Crites, 60, of East Powell, served as U.S. attorney for the Southern District of Ohio from 1986 to 1993. He is a graduate of the U.S. Naval Academy and after active duty was in the Naval Reserves, retiring as a captain in 1999. He is a managing partner in Rich, Crites & Dittmer, LLC, a firm with 34 employees, 17 of them lawyers.

Owen is a graduate of Ohio Wesleyan University and earned his law degree from Capital University Law School. He has been in private practice for 10 years and served as prosecutor for Sunbury, a village of fewer than 3,000 in Delaware County.

Owens argues that a third-party candidate is the more attractive choice for an office that was scandalously mismanaged by a Democrat in a state that had been wracked previously by Republican scandals.

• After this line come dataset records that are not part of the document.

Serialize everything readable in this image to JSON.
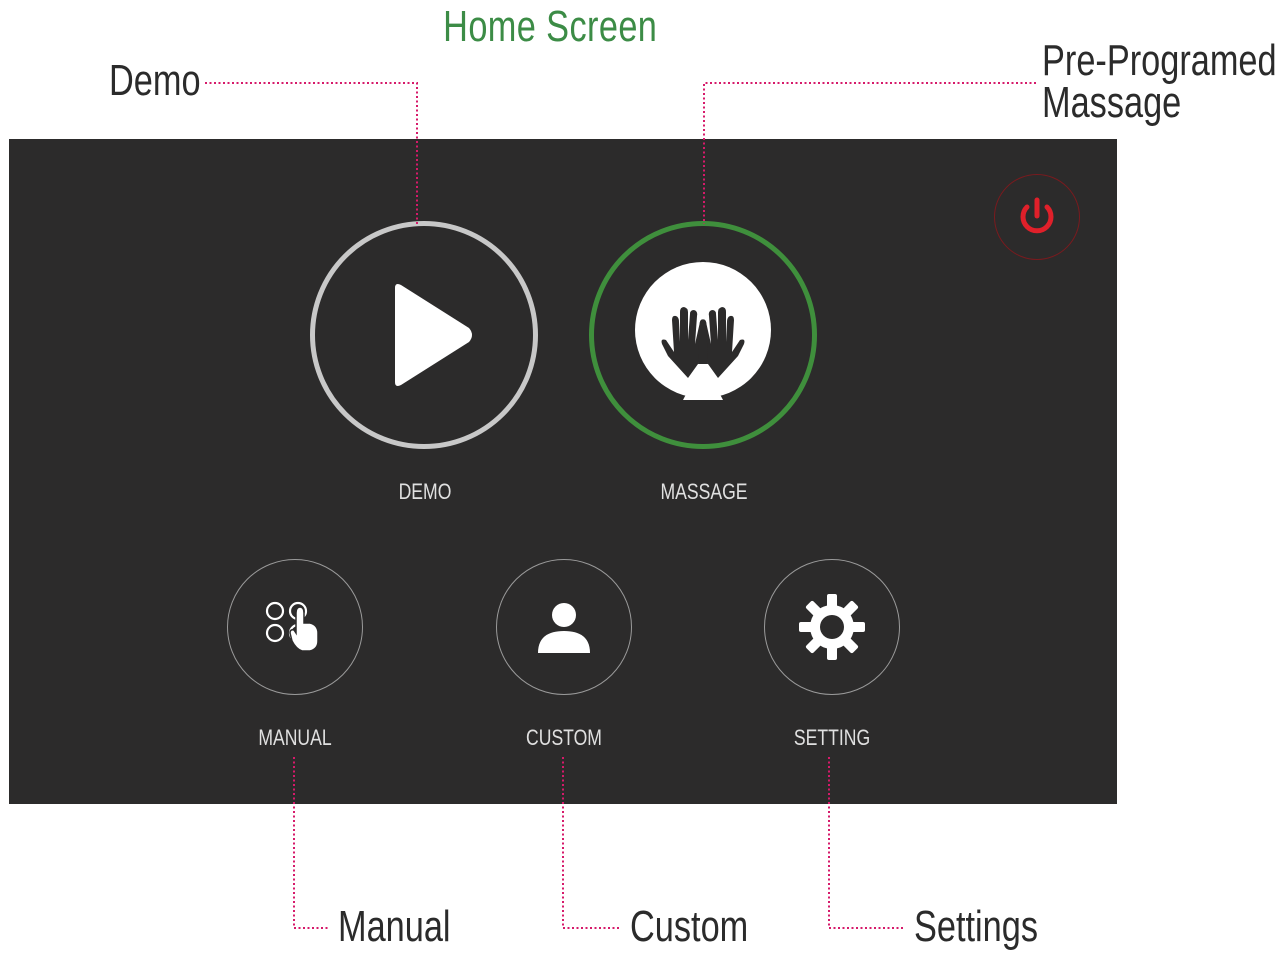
{
  "title": "Home Screen",
  "callouts": {
    "demo": "Demo",
    "pre_programed_line1": "Pre-Programed",
    "pre_programed_line2": "Massage",
    "manual": "Manual",
    "custom": "Custom",
    "settings": "Settings"
  },
  "screen": {
    "buttons": {
      "demo": "DEMO",
      "massage": "MASSAGE",
      "manual": "MANUAL",
      "custom": "CUSTOM",
      "setting": "SETTING"
    }
  },
  "colors": {
    "title": "#3c8c46",
    "screen_bg": "#2c2b2b",
    "demo_ring": "#c8c8c8",
    "massage_ring": "#3f8f3c",
    "power_icon": "#e0202a",
    "leader_line": "#d61a6a"
  },
  "icons": {
    "demo": "play-icon",
    "massage": "hands-icon",
    "manual": "touch-grid-icon",
    "custom": "user-icon",
    "setting": "gear-icon",
    "power": "power-icon"
  }
}
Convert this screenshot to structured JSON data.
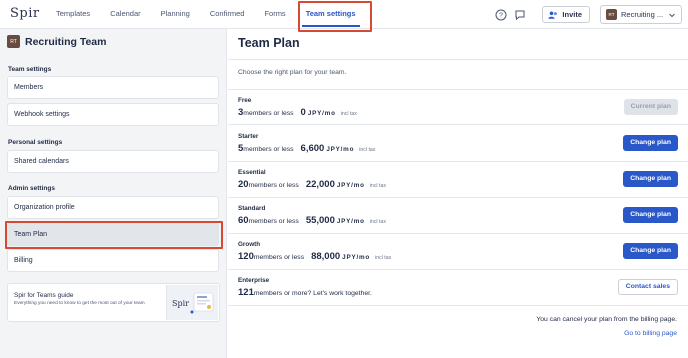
{
  "app": {
    "logo": "Spir"
  },
  "nav": {
    "items": [
      "Templates",
      "Calendar",
      "Planning",
      "Confirmed",
      "Forms",
      "Team settings"
    ],
    "active": "Team settings"
  },
  "topbar": {
    "help_icon": "help-circle-icon",
    "chat_icon": "chat-icon",
    "invite_label": "Invite",
    "team_avatar": "RT",
    "team_name": "Recruiting ..."
  },
  "sidebar": {
    "team_avatar": "RT",
    "team_title": "Recruiting Team",
    "sections": [
      {
        "label": "Team settings",
        "items": [
          "Members",
          "Webhook settings"
        ]
      },
      {
        "label": "Personal settings",
        "items": [
          "Shared calendars"
        ]
      },
      {
        "label": "Admin settings",
        "items": [
          "Organization profile",
          "Team Plan",
          "Billing"
        ]
      }
    ],
    "active_item": "Team Plan",
    "guide": {
      "title": "Spir for Teams guide",
      "description": "Everything you need to know to get the most out of your team",
      "thumb_logo": "Spir"
    }
  },
  "main": {
    "title": "Team Plan",
    "subtitle": "Choose the right plan for your team.",
    "plans": [
      {
        "name": "Free",
        "members": "3",
        "members_text": "members or less",
        "price": "0",
        "currency": "JPY/mo",
        "tax": "incl tax",
        "button": "Current plan",
        "button_state": "disabled"
      },
      {
        "name": "Starter",
        "members": "5",
        "members_text": "members or less",
        "price": "6,600",
        "currency": "JPY/mo",
        "tax": "incl tax",
        "button": "Change plan",
        "button_state": "primary"
      },
      {
        "name": "Essential",
        "members": "20",
        "members_text": "members or less",
        "price": "22,000",
        "currency": "JPY/mo",
        "tax": "incl tax",
        "button": "Change plan",
        "button_state": "primary"
      },
      {
        "name": "Standard",
        "members": "60",
        "members_text": "members or less",
        "price": "55,000",
        "currency": "JPY/mo",
        "tax": "incl tax",
        "button": "Change plan",
        "button_state": "primary"
      },
      {
        "name": "Growth",
        "members": "120",
        "members_text": "members or less",
        "price": "88,000",
        "currency": "JPY/mo",
        "tax": "incl tax",
        "button": "Change plan",
        "button_state": "primary"
      },
      {
        "name": "Enterprise",
        "members": "121",
        "members_text": "members or more? Let's work together.",
        "price": "",
        "currency": "",
        "tax": "",
        "button": "Contact sales",
        "button_state": "outline"
      }
    ],
    "cancel_note": "You can cancel your plan from the billing page.",
    "billing_link": "Go to billing page"
  },
  "colors": {
    "accent": "#2b58c8",
    "highlight": "#d64a34",
    "sidebar_bg": "#f3f4f6"
  }
}
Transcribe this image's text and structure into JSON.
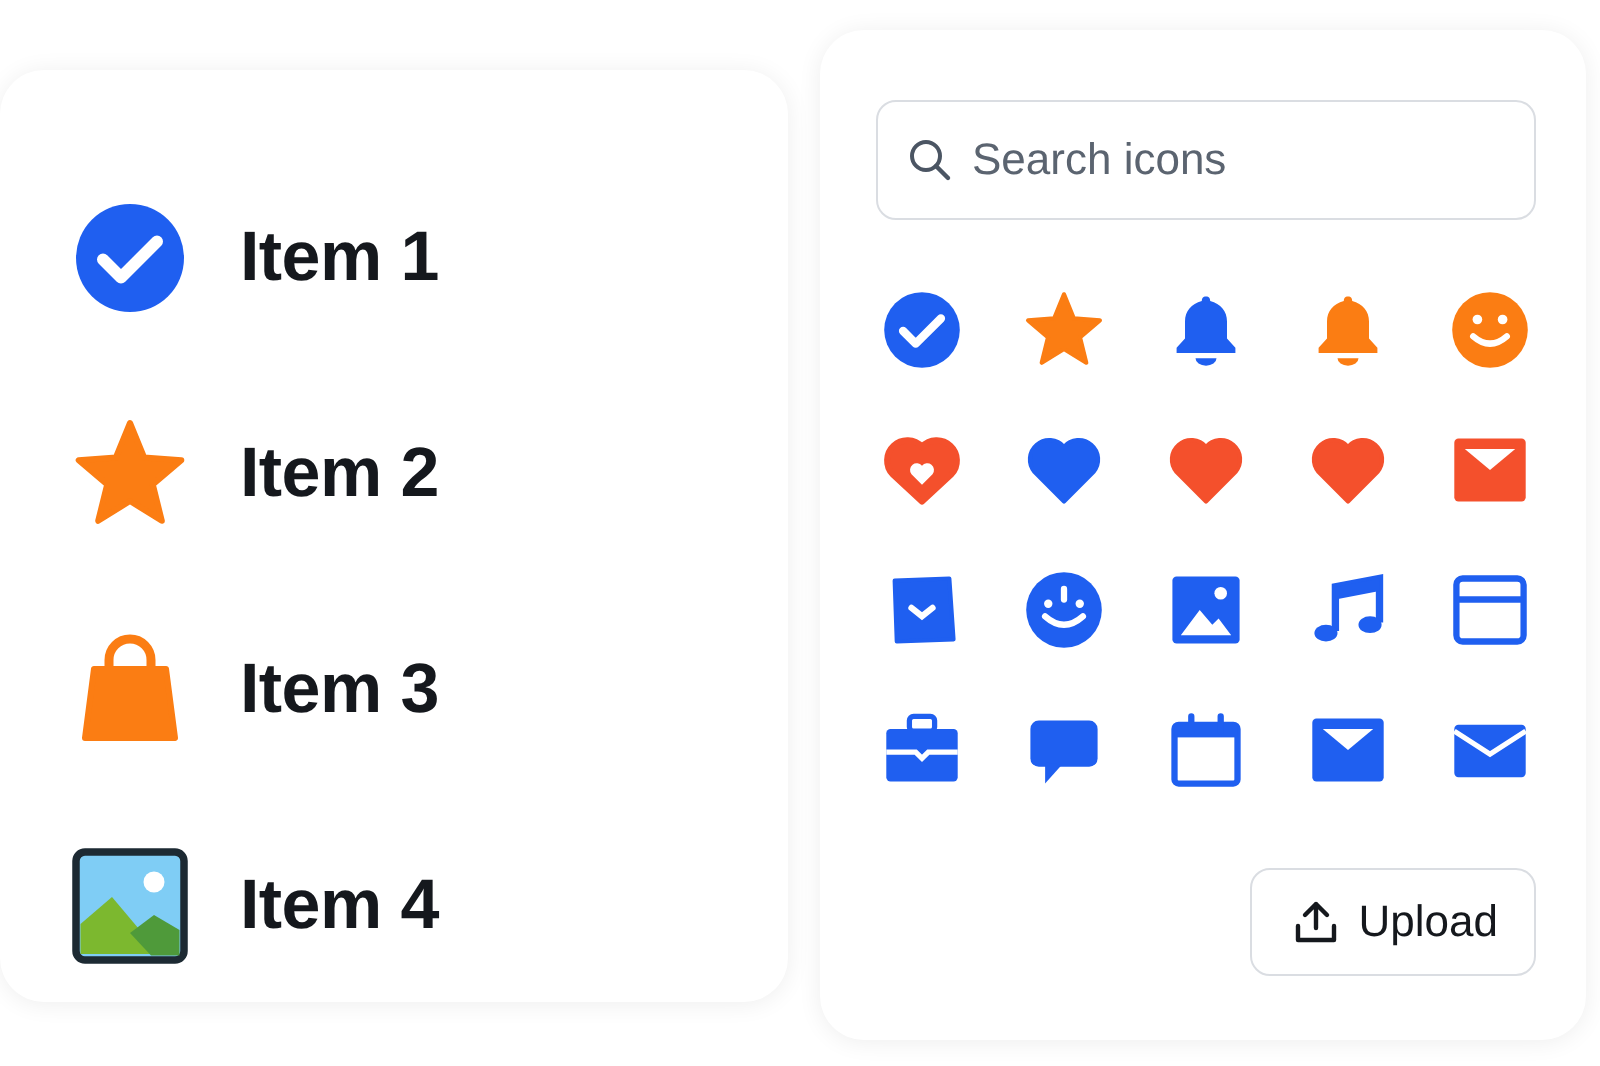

That would be a more compelling argument coming from a candidate that was equipped to manage an office of 1,300 employees. It is by far the largest law firm in the state. Owens is sincere enough, but his resume ¥ is far too thin to merit consideration.

Experience counts

Both Cordray and Crites have managed offices and dealt with professional challenges that would prepare them for taking over as attorney general.

Crites points to his experience in reorganizing the Southern District when he was U.S. attorney. His office handled about 200 criminal cases a year.

Cordray points to his experience in running the Franklin County treasurer’s office, the largest in the state, which prepared him for taking over as state treasurer.

After interviewing the candidates, the Vindicator editorial board gives the edge to Cordray.

His experience in running a government bureaucracy is more recent than Crites’, he had a close-up view of the Dann implosion and was among the first to condemn Dann’s behavior, and he has the unique experience of having served as a large-county and state treasurer, working with investments that required him to protect Ohio’s assets. Some states, notably Florida, got into the packaged mortgage markets and suffered high losses. Ohio did not. But if Ohio’s public pension funds have lost money through illegal Wall Street mechanizations, Cordray says his attorney general’s office will pursue recovery. He makes the argument that his background better equips him to do so.

All three candidates are men of integrity, all pledge to follow an impartial and transparent policy for awarding lucrative contracts to outside counsel, and the state could not go wrong with Cordray or Crites, based on their experience. We give Cordray the edge and endorse him as the best choice in this race.